Ultimately, I believe in doing what makes you happy. If society puts too much pressure on you to travel, or pushes the notion that you won’t amount to anything unless you slave away at a desk for 10 hours/day, then tune all that garbage out. I have enough foresight to know that the 10 hour/day desk life, while not inevitable, is likely in my future, and I am comforted by the fact that when I finish my travels, I will be a better employee because of my time abroad. And until then, I plan on living my life in a way that corresponds to my beliefs, and not to anyone else’s.

Alexander is a writer, yoga-enthusiast and avid reader. He is on Twitter

Image via Pexels

  • MissLilly

    Ultimately you should be doing what you believe you should be doing and just discount stereotypes or what society believes we all should be doing. We need to use our freedom and all that defines us as individuals! I’m not brave enough to quit my job and just travel, in a way just giving up a more stable job is against my nature but I admire those that know exactly what they want to do and do it. Thanks for sharing

  • I love how many of TFD’s recent articles are inspiring responses and how quickly they’re put up on the site… it really keeps the dialogue going and it’s great to see both sides of a debate. Really nice piece.

  • Arashi

    It seems a great experience, and a way to learn another language in a shorter time (people always say immersion works wonders)!

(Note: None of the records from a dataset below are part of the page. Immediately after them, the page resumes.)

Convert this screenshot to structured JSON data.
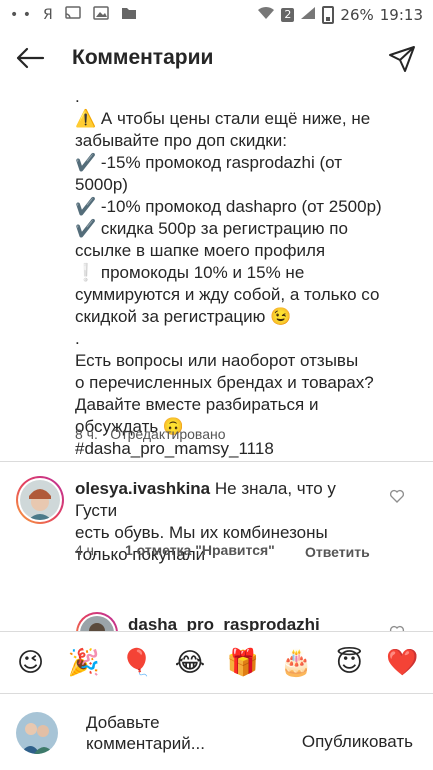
{
  "status_bar": {
    "carrier": "Я",
    "sim": "2",
    "battery": "26%",
    "time": "19:13"
  },
  "header": {
    "title": "Комментарии"
  },
  "caption": {
    "lines": [
      ".",
      "⚠️ А чтобы цены стали ещё ниже, не",
      "забывайте про доп скидки:",
      "✔️ -15% промокод rasprodazhi (от",
      "5000р)",
      "✔️ -10% промокод dashapro (от 2500р)",
      "✔️ скидка 500р за регистрацию по",
      "ссылке в шапке моего профиля",
      "❕ промокоды 10% и 15% не",
      "суммируются и жду собой, а только со",
      "скидкой за регистрацию 😉",
      ".",
      "Есть вопросы или наоборот отзывы",
      "о перечисленных брендах и товарах?",
      "Давайте вместе разбираться и",
      "обсуждать 🙃",
      "#dasha_pro_mamsy_1118"
    ],
    "meta": "8 ч. · Отредактировано"
  },
  "comments": [
    {
      "username": "olesya.ivashkina",
      "text_first": " Не знала, что у Густи",
      "text_rest": [
        "есть обувь. Мы их комбинезоны",
        "только покупали"
      ],
      "time": "4 ч.",
      "likes": "1 отметка \"Нравится\"",
      "reply": "Ответить"
    },
    {
      "username": "dasha_pro_rasprodazhi"
    }
  ],
  "emoji_bar": [
    "😉",
    "🎉",
    "🎈",
    "😂",
    "🎁",
    "🎂",
    "😇",
    "❤️"
  ],
  "input": {
    "placeholder": "Добавьте комментарий...",
    "publish": "Опубликовать"
  }
}
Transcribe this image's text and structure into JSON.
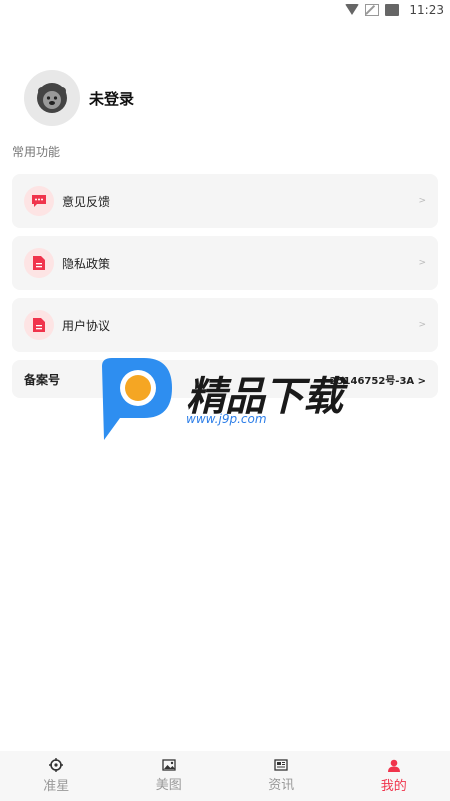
{
  "status_bar": {
    "time": "11:23"
  },
  "profile": {
    "login_text": "未登录"
  },
  "section_title": "常用功能",
  "menu": [
    {
      "label": "意见反馈",
      "icon": "message-icon",
      "chevron": ">"
    },
    {
      "label": "隐私政策",
      "icon": "document-icon",
      "chevron": ">"
    },
    {
      "label": "用户协议",
      "icon": "document-icon",
      "chevron": ">"
    }
  ],
  "record": {
    "label": "备案号",
    "value": "25146752号-3A >"
  },
  "watermark": {
    "title": "精品下载",
    "url": "www.j9p.com"
  },
  "tabs": [
    {
      "label": "准星",
      "icon": "crosshair-icon",
      "active": false
    },
    {
      "label": "美图",
      "icon": "image-icon",
      "active": false
    },
    {
      "label": "资讯",
      "icon": "news-icon",
      "active": false
    },
    {
      "label": "我的",
      "icon": "user-icon",
      "active": true
    }
  ],
  "colors": {
    "accent": "#f0344c",
    "icon_bg": "#fde4e4",
    "card_bg": "#f5f5f5"
  }
}
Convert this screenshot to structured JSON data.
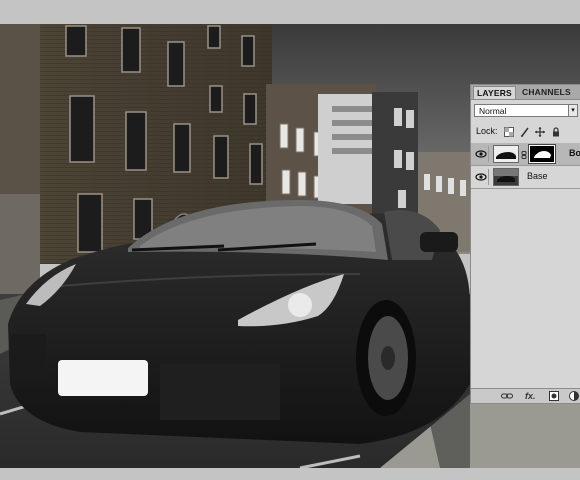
{
  "layers_panel": {
    "tabs": [
      {
        "label": "LAYERS",
        "active": true
      },
      {
        "label": "CHANNELS",
        "active": false
      }
    ],
    "blend_mode": "Normal",
    "lock_label": "Lock:",
    "lock_icons": [
      "lock-transparency-icon",
      "lock-pixels-icon",
      "lock-position-icon",
      "lock-all-icon"
    ],
    "layers": [
      {
        "name": "Bo",
        "selected": true,
        "visible": true,
        "has_mask": true
      },
      {
        "name": "Base",
        "selected": false,
        "visible": true,
        "has_mask": false
      }
    ],
    "footer_icons": [
      "link-layers-icon",
      "fx-icon",
      "add-mask-icon",
      "adjustment-icon"
    ],
    "fx_label": "fx."
  },
  "colors": {
    "panel_bg": "#d6d6d6",
    "tab_bar": "#a9a9a9",
    "selected_row": "#b7b7b7",
    "app_bg": "#c4c4c4"
  }
}
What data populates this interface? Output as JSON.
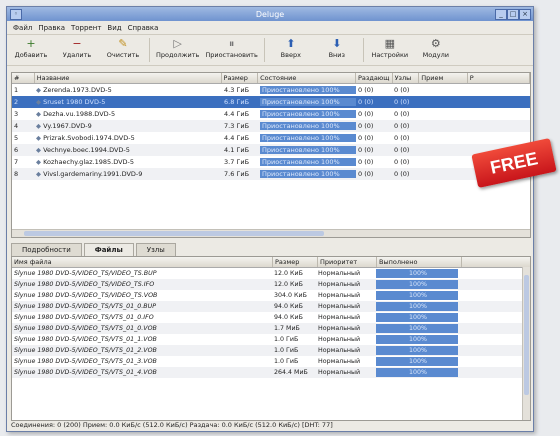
{
  "window": {
    "title": "Deluge"
  },
  "menu": [
    "Файл",
    "Правка",
    "Торрент",
    "Вид",
    "Справка"
  ],
  "toolbar": [
    {
      "label": "Добавить",
      "icon": "+"
    },
    {
      "label": "Удалить",
      "icon": "−"
    },
    {
      "label": "Очистить",
      "icon": "✎"
    },
    {
      "label": "Продолжить",
      "icon": "▷"
    },
    {
      "label": "Приостановить",
      "icon": "⏸"
    },
    {
      "label": "Вверх",
      "icon": "⬆"
    },
    {
      "label": "Вниз",
      "icon": "⬇"
    },
    {
      "label": "Настройки",
      "icon": "▦"
    },
    {
      "label": "Модули",
      "icon": "⚙"
    }
  ],
  "torrent_columns": [
    "#",
    "Название",
    "Размер",
    "Состояние",
    "Раздающ",
    "Узлы",
    "Прием",
    "Р"
  ],
  "torrents": [
    {
      "num": "1",
      "name": "Zerenda.1973.DVD-5",
      "size": "4.3 ГиБ",
      "state": "Приостановлено 100%",
      "seeders": "0 (0)",
      "peers": "0 (0)"
    },
    {
      "num": "2",
      "name": "Sruset 1980 DVD-5",
      "size": "6.8 ГиБ",
      "state": "Приостановлено 100%",
      "seeders": "0 (0)",
      "peers": "0 (0)"
    },
    {
      "num": "3",
      "name": "Dezha.vu.1988.DVD-5",
      "size": "4.4 ГиБ",
      "state": "Приостановлено 100%",
      "seeders": "0 (0)",
      "peers": "0 (0)"
    },
    {
      "num": "4",
      "name": "Vy.1967.DVD-9",
      "size": "7.3 ГиБ",
      "state": "Приостановлено 100%",
      "seeders": "0 (0)",
      "peers": "0 (0)"
    },
    {
      "num": "5",
      "name": "Prizrak.Svobodi.1974.DVD-5",
      "size": "4.4 ГиБ",
      "state": "Приостановлено 100%",
      "seeders": "0 (0)",
      "peers": "0 (0)"
    },
    {
      "num": "6",
      "name": "Vechnye.boec.1994.DVD-5",
      "size": "4.1 ГиБ",
      "state": "Приостановлено 100%",
      "seeders": "0 (0)",
      "peers": "0 (0)"
    },
    {
      "num": "7",
      "name": "Kozhaechy.glaz.1985.DVD-5",
      "size": "3.7 ГиБ",
      "state": "Приостановлено 100%",
      "seeders": "0 (0)",
      "peers": "0 (0)"
    },
    {
      "num": "8",
      "name": "Vivsl.gardemariny.1991.DVD-9",
      "size": "7.6 ГиБ",
      "state": "Приостановлено 100%",
      "seeders": "0 (0)",
      "peers": "0 (0)"
    }
  ],
  "tabs": [
    "Подробности",
    "Файлы",
    "Узлы"
  ],
  "file_columns": [
    "Имя файла",
    "Размер",
    "Приоритет",
    "Выполнено"
  ],
  "files": [
    {
      "name": "Slynue 1980 DVD-5/VIDEO_TS/VIDEO_TS.BUP",
      "size": "12.0 КиБ",
      "priority": "Нормальный",
      "done": "100%"
    },
    {
      "name": "Slynue 1980 DVD-5/VIDEO_TS/VIDEO_TS.IFO",
      "size": "12.0 КиБ",
      "priority": "Нормальный",
      "done": "100%"
    },
    {
      "name": "Slynue 1980 DVD-5/VIDEO_TS/VIDEO_TS.VOB",
      "size": "304.0 КиБ",
      "priority": "Нормальный",
      "done": "100%"
    },
    {
      "name": "Slynue 1980 DVD-5/VIDEO_TS/VTS_01_0.BUP",
      "size": "94.0 КиБ",
      "priority": "Нормальный",
      "done": "100%"
    },
    {
      "name": "Slynue 1980 DVD-5/VIDEO_TS/VTS_01_0.IFO",
      "size": "94.0 КиБ",
      "priority": "Нормальный",
      "done": "100%"
    },
    {
      "name": "Slynue 1980 DVD-5/VIDEO_TS/VTS_01_0.VOB",
      "size": "1.7 МиБ",
      "priority": "Нормальный",
      "done": "100%"
    },
    {
      "name": "Slynue 1980 DVD-5/VIDEO_TS/VTS_01_1.VOB",
      "size": "1.0 ГиБ",
      "priority": "Нормальный",
      "done": "100%"
    },
    {
      "name": "Slynue 1980 DVD-5/VIDEO_TS/VTS_01_2.VOB",
      "size": "1.0 ГиБ",
      "priority": "Нормальный",
      "done": "100%"
    },
    {
      "name": "Slynue 1980 DVD-5/VIDEO_TS/VTS_01_3.VOB",
      "size": "1.0 ГиБ",
      "priority": "Нормальный",
      "done": "100%"
    },
    {
      "name": "Slynue 1980 DVD-5/VIDEO_TS/VTS_01_4.VOB",
      "size": "264.4 МиБ",
      "priority": "Нормальный",
      "done": "100%"
    }
  ],
  "status": "Соединения: 0 (200)  Прием: 0.0 КиБ/с (512.0 КиБ/с)  Раздача: 0.0 КиБ/с (512.0 КиБ/с)  [DHT: 77]",
  "badge": {
    "text": "FREE"
  }
}
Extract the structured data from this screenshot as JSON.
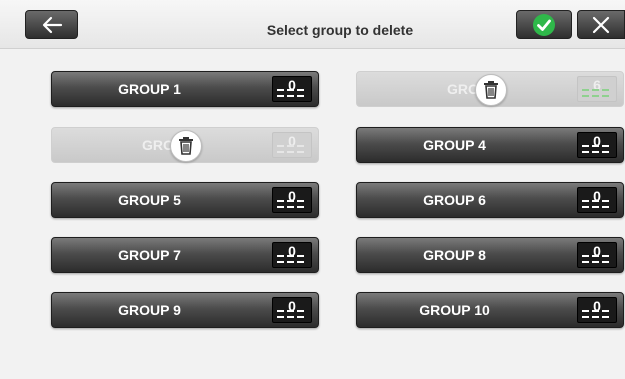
{
  "header": {
    "title": "Select group to delete",
    "back_icon": "arrow-left-icon",
    "confirm_icon": "checkmark-icon",
    "close_icon": "close-icon",
    "confirm_color": "#2fb84a"
  },
  "groups": [
    {
      "label": "GROUP 1",
      "count": "0",
      "state": "normal"
    },
    {
      "label": "GROU",
      "count": "6",
      "state": "selected",
      "count_line_color": "#8fd18f"
    },
    {
      "label": "GROU",
      "count": "0",
      "state": "selected"
    },
    {
      "label": "GROUP 4",
      "count": "0",
      "state": "normal"
    },
    {
      "label": "GROUP 5",
      "count": "0",
      "state": "normal"
    },
    {
      "label": "GROUP 6",
      "count": "0",
      "state": "normal"
    },
    {
      "label": "GROUP 7",
      "count": "0",
      "state": "normal"
    },
    {
      "label": "GROUP 8",
      "count": "0",
      "state": "normal"
    },
    {
      "label": "GROUP 9",
      "count": "0",
      "state": "normal"
    },
    {
      "label": "GROUP 10",
      "count": "0",
      "state": "normal"
    }
  ]
}
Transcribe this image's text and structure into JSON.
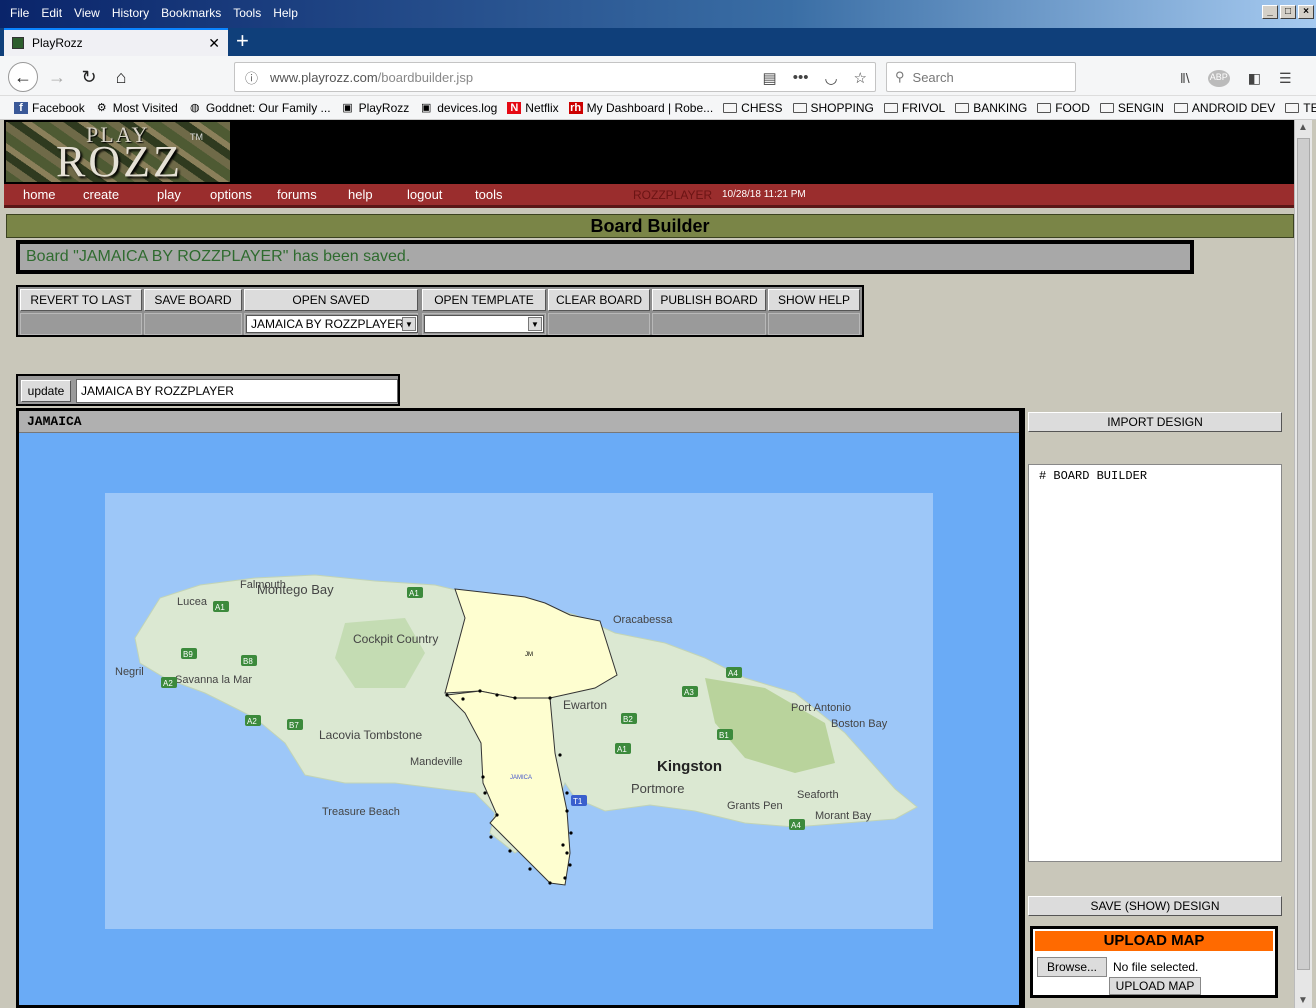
{
  "browser": {
    "menus": [
      "File",
      "Edit",
      "View",
      "History",
      "Bookmarks",
      "Tools",
      "Help"
    ],
    "tab_title": "PlayRozz",
    "url_host": "www.playrozz.com",
    "url_path": "/boardbuilder.jsp",
    "search_placeholder": "Search",
    "bookmarks": [
      {
        "label": "Facebook",
        "icon": "facebook-icon"
      },
      {
        "label": "Most Visited",
        "icon": "gear-icon"
      },
      {
        "label": "Goddnet: Our Family ...",
        "icon": "globe-icon"
      },
      {
        "label": "PlayRozz",
        "icon": "playrozz-icon"
      },
      {
        "label": "devices.log",
        "icon": "playrozz-icon"
      },
      {
        "label": "Netflix",
        "icon": "netflix-icon"
      },
      {
        "label": "My Dashboard | Robe...",
        "icon": "redhat-icon"
      },
      {
        "label": "CHESS",
        "icon": "folder-icon"
      },
      {
        "label": "SHOPPING",
        "icon": "folder-icon"
      },
      {
        "label": "FRIVOL",
        "icon": "folder-icon"
      },
      {
        "label": "BANKING",
        "icon": "folder-icon"
      },
      {
        "label": "FOOD",
        "icon": "folder-icon"
      },
      {
        "label": "SENGIN",
        "icon": "folder-icon"
      },
      {
        "label": "ANDROID DEV",
        "icon": "folder-icon"
      },
      {
        "label": "TECH",
        "icon": "folder-icon"
      }
    ]
  },
  "site": {
    "logo_top": "PLAY",
    "logo_main": "ROZZ",
    "logo_tm": "TM",
    "nav": [
      "home",
      "create",
      "play",
      "options",
      "forums",
      "help",
      "logout",
      "tools"
    ],
    "user": "ROZZPLAYER",
    "datetime": "10/28/18 11:21 PM",
    "page_title": "Board Builder",
    "saved_message": "Board \"JAMAICA BY ROZZPLAYER\" has been saved."
  },
  "toolbar": {
    "revert": "REVERT TO LAST",
    "save": "SAVE BOARD",
    "open_saved": "OPEN SAVED",
    "open_saved_value": "JAMAICA BY ROZZPLAYER",
    "open_template": "OPEN TEMPLATE",
    "open_template_value": "",
    "clear": "CLEAR BOARD",
    "publish": "PUBLISH BOARD",
    "help": "SHOW HELP"
  },
  "update": {
    "button": "update",
    "board_name": "JAMAICA BY ROZZPLAYER"
  },
  "map": {
    "header": "JAMAICA",
    "territory_1_label": "JM",
    "territory_2_label": "JAMICA",
    "places": [
      "Falmouth",
      "Montego Bay",
      "Lucea",
      "Cockpit Country",
      "Oracabessa",
      "Negril",
      "Savanna la Mar",
      "Ewarton",
      "Port Antonio",
      "Boston Bay",
      "Lacovia Tombstone",
      "Mandeville",
      "Kingston",
      "Portmore",
      "Grants Pen",
      "Seaforth",
      "Morant Bay",
      "Treasure Beach"
    ],
    "roads": [
      "A1",
      "A1",
      "B9",
      "B8",
      "A2",
      "A2",
      "B7",
      "A3",
      "A4",
      "B2",
      "B1",
      "A1",
      "T1",
      "A4"
    ],
    "colors": {
      "sea": "#6aabf6",
      "land": "#dbe8d2",
      "territory": "#fefed0"
    }
  },
  "right": {
    "import": "IMPORT DESIGN",
    "design_text": "# BOARD BUILDER",
    "save_show": "SAVE (SHOW) DESIGN",
    "upload_title": "UPLOAD MAP",
    "browse": "Browse...",
    "no_file": "No file selected.",
    "upload_button": "UPLOAD MAP"
  }
}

    I can see why you felt the need to write this piece in response to the other ones (full disclosure: I liked Crissy’s article, I’d been noticing the increasing number of people completely out of touch with reality in the quit-my-job-to-travel posts), and I’m glad you did. It’s much better to hear about people we can relate to, and I think more articles about people who do travel but are not wildly rich is a great idea. I hope other authors write about their experiences too.

  • This is a great viewpoint on traveling and experiencing other parts of the world. It’s really nice that your current boss is so supportive – do you go back to that position between teaching jobs?